The training was great for my physical and mental health and it gave me a clear purpose and goal for that period. I completed the marathon on 2 October and returned to work on 4 October!

A photo of Bethan, taking part way through her marathon run, shows Bethan running past the camera with her hands in the air and a big smile on her face
A close-up photo shows Bethan with her blonde hair tied back from her face, on a training run down a country road. Bethan is smiling at the camera.

Returning and starting fresh

Having a break was, without doubt, the best thing I could have done for myself at that time. I reflect on how I felt before my break – apprehensive, nervous, uncertain. Now I’m confident, rested and upbeat. The positive impact it has had on me, my family, and now my work, has been well worth it.

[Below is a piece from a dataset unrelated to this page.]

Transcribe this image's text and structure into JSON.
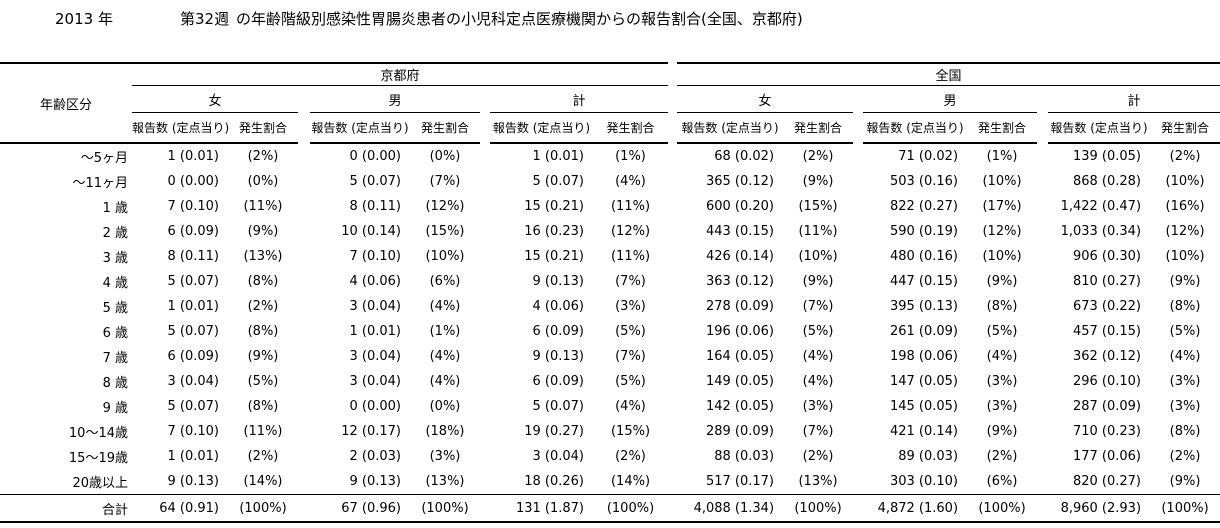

To function at my best, I've realised I need to have clearer boundaries around when I’m working and when I’m parenting, as well as ensuring I have time to focus on my own health and wellbeing. It’s not always easy, but I know it’s important and am trying hard to maintain them.

Lessons and learnings

It took me suffering a massive panic attack to finally acknowledge that I was burnt out a few years ago. I’d urge everyone to not let it get that far before they take a step back and give themselves a break, whether that’s using normal or bought holiday, your wellbeing day, or a longer period like a sabbatical if you need it and the timing feels right.

Now I have a better understanding of my mental health, I can recognise the signs.

My advice to others suffering from stress, burnout or anxiety is to recognise how valuable it is to have open conversations about mental health and wellness. It enables us all to have a greater awareness of what we need to do to stay healthy and get the support we need.